Getting those five star ratings does suffer a bit from trial and error, but I would be lying if I said I didn’t enjoy myself and they are all relatively achievable. Some levels just task you with finishing them as quickly as possible; these aren’t quite so entertaining and take place on the same level layouts minus the challenges, presenting a bit of a quandary as to why they need to be in the game at all, other than for the time trialists of this world.

Littered throughout each level is $5000 worth of cash in handily marked swag bags that you must try to hunt out to upgrade your motorbike. A lot of the cash is predictably hidden but it’s an enjoyable distraction from the main task as you try to upgrade your bike. The bike upgrade system is a unfortunately rather basic; you’re stuck with pretty much the one bike, with an upgradable engine, tyres, and chassis. Each of these upgrades often comes with an equal downgrade to another, eg increased acceleration but slower speed. Until you’re actually hunting for that 5 star rating it’s difficult to appreciate the difference that it makes, but later on you do notice the difference a little tinkering can make for nailing each course.

One of the best aspects of Trials HD was its level editor, and this is definitely a major stumbling block for Tate Multimedia's title. Trials HD created a huge online community thanks to its customisable and shareable levels, encouraging everyone to get involved in time trials, or challenge each other to finish each others tracks. Urban Trial Freestyle lacks this aspect of the game and it really hurts the game in terms of longevity; 47 tracks sounds like a lot, but it’s not a huge amount when most can be burned through in under a minute.

As a bit of a smack in the chops to PC gamers, I did a little bit of research and found out that the 3DS version of Urban Trial Freestyle released back in February contains a level editor, so it’s slightly baffling why this was left out of the more connected platform.

Still, it sounds like I’m being harsh, when I truth I did enjoy my time with the game, for what it’s worth. It’s got some satisfying mechanics and it rarely got frustrating for me in a way that many games of its ilk can. The game is undoubtedly fun in the way it handles. I will admit that the score is reflective of a real liking for the genre, and an ability to see past some of the games foibles to an enjoyable experience, so those of you with any indifference to the genre are unlikely to get your head turned here.

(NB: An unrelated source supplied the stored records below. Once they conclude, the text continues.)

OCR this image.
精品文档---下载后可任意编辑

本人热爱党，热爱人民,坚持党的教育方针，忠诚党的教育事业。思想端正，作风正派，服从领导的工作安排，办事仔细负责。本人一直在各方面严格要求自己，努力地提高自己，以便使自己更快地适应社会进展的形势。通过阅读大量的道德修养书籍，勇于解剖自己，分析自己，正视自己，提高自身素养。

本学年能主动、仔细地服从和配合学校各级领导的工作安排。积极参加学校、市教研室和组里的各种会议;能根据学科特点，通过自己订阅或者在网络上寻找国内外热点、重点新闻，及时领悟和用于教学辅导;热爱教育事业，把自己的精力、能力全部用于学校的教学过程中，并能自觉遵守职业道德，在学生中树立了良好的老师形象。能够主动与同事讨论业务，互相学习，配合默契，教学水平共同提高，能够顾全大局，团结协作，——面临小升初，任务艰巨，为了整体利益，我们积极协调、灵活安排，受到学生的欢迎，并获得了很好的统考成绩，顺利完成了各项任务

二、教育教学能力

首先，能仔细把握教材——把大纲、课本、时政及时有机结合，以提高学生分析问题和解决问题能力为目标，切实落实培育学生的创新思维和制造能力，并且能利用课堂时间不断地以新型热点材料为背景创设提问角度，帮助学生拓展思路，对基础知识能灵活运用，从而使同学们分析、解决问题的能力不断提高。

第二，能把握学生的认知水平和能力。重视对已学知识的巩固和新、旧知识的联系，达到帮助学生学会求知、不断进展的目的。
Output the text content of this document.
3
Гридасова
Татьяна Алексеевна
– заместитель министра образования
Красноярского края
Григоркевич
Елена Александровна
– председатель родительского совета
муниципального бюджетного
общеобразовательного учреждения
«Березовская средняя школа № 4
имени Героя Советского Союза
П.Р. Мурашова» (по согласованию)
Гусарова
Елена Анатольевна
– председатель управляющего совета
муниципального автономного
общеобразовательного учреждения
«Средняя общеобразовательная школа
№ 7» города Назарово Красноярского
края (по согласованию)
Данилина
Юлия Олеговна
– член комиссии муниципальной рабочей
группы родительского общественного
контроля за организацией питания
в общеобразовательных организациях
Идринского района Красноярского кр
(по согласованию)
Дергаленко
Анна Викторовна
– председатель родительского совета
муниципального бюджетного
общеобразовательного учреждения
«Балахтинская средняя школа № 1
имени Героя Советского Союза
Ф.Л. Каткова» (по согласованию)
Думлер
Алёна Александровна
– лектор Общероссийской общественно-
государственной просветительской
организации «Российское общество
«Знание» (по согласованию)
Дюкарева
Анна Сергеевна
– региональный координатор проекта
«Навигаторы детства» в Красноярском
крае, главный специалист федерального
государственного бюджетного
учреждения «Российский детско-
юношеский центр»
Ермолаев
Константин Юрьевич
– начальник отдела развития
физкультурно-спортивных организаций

It does of course come down to your views on the price, I don't think £12 is too bad for an experience which could last you 10 hours plus to do everything, but of course there are some far better for value deals available out there. Still, I think it's a good game that unavoidably gets tangled up on the shadow of Trials HD, for better or for worse.

It's got the mechanics of a a great physics-based platformer, with some fun ideas to boot, but it does lack a little in personality and imagination. The tracks sometimes look great with some exciting visual distractions such as speeding trains and leaping over helicopters, but these unfortunately give way all too often to racing through yet another warehouse. So while no Trials HD killer it's certainly a viable alternative should you have tired of it, providing some quality quick-fix gaming whenever you feel the urge.